Antaeotricha lysimeris

Scientific classification
- Domain: Eukaryota
- Kingdom: Animalia
- Phylum: Arthropoda
- Class: Insecta
- Order: Lepidoptera
- Family: Depressariidae
- Genus: Antaeotricha
- Species: A. lysimeris
- Binomial name: Antaeotricha lysimeris Meyrick, 1915

= Antaeotricha lysimeris =

- Authority: Meyrick, 1915

Species of moth

Antaeotricha lysimeris is a moth of the family Depressariidae. It is found in Peru.

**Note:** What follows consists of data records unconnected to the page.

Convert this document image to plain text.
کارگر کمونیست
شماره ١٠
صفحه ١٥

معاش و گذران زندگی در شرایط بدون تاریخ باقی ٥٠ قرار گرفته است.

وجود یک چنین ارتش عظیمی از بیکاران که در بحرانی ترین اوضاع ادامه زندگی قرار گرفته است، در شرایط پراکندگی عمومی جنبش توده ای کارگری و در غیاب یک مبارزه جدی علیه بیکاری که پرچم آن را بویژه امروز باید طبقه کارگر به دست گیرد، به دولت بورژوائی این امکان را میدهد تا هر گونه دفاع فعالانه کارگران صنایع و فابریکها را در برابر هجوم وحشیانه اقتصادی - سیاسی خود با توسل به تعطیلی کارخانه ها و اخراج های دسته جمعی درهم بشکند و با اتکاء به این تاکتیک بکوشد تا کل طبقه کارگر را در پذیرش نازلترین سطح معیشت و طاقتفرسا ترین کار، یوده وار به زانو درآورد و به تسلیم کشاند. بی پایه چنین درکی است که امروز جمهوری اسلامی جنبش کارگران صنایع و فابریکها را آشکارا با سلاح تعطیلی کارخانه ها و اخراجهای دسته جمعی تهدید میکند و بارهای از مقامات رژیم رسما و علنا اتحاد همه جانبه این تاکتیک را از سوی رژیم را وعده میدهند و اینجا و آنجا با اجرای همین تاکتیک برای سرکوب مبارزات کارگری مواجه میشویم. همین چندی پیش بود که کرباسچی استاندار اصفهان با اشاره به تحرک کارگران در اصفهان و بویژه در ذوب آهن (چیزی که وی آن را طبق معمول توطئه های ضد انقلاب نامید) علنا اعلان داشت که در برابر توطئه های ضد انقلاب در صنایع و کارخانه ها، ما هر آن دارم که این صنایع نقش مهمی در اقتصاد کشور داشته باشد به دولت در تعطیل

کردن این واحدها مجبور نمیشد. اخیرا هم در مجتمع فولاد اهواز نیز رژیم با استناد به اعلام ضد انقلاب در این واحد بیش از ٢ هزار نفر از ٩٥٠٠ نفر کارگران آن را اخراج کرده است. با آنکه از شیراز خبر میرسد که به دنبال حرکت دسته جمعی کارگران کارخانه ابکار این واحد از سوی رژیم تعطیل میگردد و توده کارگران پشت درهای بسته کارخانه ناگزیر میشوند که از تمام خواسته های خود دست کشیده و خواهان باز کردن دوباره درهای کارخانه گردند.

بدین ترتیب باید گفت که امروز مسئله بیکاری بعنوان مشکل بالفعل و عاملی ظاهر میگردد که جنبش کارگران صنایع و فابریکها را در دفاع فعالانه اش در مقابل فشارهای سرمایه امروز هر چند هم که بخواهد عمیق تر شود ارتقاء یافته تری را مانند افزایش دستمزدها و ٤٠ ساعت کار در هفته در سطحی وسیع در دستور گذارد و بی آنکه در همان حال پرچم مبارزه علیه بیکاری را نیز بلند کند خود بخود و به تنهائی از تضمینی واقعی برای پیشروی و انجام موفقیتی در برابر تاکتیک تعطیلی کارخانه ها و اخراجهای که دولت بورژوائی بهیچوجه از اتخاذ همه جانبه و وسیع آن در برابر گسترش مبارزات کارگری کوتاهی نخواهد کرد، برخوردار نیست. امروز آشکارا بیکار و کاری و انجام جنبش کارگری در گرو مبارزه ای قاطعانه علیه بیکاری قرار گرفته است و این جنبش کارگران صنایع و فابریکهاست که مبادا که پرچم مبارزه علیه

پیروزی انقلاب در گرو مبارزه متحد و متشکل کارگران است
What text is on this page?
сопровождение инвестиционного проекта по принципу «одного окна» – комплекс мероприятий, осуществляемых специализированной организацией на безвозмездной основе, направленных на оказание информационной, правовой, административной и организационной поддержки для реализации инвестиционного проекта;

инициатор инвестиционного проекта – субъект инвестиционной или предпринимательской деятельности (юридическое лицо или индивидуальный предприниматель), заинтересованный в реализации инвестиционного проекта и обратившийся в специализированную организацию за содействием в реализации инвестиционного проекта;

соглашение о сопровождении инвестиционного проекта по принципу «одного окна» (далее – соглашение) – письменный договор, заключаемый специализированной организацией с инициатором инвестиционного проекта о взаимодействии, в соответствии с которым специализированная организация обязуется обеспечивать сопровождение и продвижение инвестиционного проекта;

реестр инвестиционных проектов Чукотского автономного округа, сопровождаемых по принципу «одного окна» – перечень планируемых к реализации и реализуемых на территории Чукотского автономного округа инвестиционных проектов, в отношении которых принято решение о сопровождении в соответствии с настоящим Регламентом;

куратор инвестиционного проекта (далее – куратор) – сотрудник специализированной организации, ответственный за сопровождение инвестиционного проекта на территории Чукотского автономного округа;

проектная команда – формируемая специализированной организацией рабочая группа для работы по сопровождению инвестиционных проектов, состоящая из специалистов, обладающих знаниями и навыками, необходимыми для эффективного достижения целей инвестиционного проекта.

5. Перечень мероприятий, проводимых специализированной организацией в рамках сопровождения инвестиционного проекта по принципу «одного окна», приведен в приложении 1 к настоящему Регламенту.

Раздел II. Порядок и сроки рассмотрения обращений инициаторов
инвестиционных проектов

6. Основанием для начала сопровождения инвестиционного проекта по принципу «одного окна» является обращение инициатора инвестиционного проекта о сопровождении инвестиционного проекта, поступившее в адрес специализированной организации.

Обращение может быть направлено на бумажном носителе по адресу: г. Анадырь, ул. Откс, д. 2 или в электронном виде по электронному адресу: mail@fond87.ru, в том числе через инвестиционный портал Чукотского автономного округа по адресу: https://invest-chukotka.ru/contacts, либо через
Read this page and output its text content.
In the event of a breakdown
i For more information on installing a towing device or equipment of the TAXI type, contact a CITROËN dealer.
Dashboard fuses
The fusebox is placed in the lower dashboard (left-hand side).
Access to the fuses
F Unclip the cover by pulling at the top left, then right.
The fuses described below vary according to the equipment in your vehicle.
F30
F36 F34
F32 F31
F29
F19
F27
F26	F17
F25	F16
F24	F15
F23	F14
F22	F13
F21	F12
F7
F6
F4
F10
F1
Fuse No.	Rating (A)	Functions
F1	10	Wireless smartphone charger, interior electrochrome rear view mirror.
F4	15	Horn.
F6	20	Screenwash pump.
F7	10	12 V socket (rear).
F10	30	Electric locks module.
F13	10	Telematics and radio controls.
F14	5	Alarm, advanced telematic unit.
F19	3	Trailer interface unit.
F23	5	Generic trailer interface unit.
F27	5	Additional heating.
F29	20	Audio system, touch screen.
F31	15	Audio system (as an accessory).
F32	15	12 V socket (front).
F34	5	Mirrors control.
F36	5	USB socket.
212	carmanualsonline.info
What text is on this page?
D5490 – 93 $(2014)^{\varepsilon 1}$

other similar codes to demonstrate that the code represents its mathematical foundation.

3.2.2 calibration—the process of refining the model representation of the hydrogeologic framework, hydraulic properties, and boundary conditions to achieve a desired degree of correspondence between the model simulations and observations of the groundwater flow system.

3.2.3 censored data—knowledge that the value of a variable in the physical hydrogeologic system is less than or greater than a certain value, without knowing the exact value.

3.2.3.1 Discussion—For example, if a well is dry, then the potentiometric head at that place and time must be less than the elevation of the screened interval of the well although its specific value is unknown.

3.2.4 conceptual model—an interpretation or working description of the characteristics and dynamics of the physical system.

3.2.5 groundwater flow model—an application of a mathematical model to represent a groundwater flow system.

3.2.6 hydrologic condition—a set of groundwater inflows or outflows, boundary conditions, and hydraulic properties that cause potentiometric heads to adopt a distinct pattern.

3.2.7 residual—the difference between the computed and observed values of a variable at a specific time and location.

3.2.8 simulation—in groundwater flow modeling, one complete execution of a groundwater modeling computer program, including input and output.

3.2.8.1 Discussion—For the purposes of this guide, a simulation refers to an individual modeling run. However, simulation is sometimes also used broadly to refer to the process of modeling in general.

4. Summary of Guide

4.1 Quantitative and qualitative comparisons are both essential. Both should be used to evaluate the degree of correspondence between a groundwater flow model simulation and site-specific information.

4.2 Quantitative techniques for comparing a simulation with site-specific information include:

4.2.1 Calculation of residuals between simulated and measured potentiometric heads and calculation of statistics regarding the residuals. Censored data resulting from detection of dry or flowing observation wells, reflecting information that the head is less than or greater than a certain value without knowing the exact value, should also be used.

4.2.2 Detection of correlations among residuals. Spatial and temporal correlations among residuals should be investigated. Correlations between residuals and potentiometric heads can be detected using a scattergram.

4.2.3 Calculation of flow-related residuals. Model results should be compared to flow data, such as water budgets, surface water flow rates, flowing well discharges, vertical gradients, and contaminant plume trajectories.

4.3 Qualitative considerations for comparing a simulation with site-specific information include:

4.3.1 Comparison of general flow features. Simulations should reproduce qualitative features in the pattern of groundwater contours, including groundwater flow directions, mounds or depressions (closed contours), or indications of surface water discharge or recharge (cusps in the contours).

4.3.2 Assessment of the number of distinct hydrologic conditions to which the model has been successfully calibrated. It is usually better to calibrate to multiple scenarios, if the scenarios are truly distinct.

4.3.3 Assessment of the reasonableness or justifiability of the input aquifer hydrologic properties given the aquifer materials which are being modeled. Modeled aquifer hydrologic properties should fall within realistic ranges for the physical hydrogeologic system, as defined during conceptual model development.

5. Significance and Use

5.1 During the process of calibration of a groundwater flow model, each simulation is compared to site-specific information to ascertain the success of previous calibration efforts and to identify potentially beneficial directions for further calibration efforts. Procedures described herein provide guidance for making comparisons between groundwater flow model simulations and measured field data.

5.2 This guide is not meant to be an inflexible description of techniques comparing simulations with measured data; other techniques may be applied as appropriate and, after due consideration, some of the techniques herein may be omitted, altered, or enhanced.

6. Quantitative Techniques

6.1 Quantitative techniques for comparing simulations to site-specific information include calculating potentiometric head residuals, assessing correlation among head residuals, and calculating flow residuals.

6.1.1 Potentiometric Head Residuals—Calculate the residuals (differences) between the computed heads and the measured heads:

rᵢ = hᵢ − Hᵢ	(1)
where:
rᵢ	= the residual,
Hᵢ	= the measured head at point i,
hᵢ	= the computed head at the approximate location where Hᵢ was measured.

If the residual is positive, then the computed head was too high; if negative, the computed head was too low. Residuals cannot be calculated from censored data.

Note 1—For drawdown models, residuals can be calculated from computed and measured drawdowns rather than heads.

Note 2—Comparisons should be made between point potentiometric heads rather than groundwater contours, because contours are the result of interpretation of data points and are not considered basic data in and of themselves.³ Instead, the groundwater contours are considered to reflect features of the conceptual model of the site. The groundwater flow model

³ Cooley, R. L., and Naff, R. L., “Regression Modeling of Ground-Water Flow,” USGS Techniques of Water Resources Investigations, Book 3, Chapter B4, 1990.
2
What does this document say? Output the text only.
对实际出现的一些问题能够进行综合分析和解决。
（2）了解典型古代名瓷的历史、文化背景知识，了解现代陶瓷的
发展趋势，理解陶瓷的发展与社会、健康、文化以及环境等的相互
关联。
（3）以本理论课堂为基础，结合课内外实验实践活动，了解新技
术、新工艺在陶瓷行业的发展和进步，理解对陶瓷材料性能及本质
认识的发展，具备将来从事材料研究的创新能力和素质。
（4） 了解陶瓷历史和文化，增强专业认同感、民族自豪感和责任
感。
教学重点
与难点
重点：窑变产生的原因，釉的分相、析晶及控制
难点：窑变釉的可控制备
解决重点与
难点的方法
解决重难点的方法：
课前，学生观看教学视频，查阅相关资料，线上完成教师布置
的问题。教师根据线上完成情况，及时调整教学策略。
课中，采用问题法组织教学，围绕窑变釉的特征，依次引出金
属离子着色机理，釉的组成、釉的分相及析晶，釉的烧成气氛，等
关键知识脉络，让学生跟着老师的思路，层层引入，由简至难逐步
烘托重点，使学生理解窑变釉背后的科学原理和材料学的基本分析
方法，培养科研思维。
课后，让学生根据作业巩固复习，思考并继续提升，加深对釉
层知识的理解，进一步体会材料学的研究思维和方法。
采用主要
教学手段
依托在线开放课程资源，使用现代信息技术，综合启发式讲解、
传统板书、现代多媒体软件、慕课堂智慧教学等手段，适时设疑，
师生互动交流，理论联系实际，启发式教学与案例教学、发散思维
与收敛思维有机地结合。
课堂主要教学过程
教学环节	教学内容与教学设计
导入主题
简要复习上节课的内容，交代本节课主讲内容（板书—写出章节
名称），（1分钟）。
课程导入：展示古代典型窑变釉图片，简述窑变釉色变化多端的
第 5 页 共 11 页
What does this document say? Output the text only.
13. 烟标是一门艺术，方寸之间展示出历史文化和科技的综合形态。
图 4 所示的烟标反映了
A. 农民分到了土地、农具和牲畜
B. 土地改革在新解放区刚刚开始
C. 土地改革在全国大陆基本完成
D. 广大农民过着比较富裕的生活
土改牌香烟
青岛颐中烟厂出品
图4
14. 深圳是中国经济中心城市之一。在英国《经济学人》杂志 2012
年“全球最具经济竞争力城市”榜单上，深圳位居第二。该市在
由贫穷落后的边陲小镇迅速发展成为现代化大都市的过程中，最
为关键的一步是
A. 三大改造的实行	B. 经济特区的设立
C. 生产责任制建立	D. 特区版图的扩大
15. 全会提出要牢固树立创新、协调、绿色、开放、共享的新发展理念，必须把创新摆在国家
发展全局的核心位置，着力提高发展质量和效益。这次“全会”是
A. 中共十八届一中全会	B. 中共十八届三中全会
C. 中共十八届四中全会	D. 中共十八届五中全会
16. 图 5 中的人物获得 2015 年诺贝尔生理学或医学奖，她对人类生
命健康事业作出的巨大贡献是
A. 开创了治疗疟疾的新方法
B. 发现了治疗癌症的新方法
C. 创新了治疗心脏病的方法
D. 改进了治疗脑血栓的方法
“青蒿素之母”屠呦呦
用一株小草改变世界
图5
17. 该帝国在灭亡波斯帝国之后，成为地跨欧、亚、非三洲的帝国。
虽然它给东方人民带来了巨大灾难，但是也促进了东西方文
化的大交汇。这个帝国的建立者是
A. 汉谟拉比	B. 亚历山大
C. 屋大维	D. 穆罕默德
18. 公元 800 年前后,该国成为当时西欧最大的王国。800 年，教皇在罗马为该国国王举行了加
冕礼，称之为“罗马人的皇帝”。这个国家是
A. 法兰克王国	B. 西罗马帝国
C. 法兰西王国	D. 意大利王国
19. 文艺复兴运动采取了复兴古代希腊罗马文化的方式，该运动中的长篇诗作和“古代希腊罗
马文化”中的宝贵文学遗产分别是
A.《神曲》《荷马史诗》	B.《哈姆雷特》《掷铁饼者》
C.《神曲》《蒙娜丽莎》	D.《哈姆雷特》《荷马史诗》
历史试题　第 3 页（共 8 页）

The wingspan is about 26 mm. The forewings are ochreous-whitish, whiter towards the costa and termen and with a spot composed of two short blackish-grey streaks from the costa at one-fifth, and another on the dorsum at one-fourth, with some scattered brown and blackish scales and small marks between them. There is a transverse blackish mark on the end of the cell and two faint fuscous-tinged curved shades beyond this, and another along the termen. A small suffused fuscous spot is found on the costa at three-fourths, and two or three dots above the apex. The hindwings are ochreous-whitish, tinged with pale yellowish-grey posteriorly. The costal margin is expanded on the basal half, with very long rough projecting hairscales suffused with greyish beneath, and a long subcostal pencil of whitish hairs lying beneath the forewings.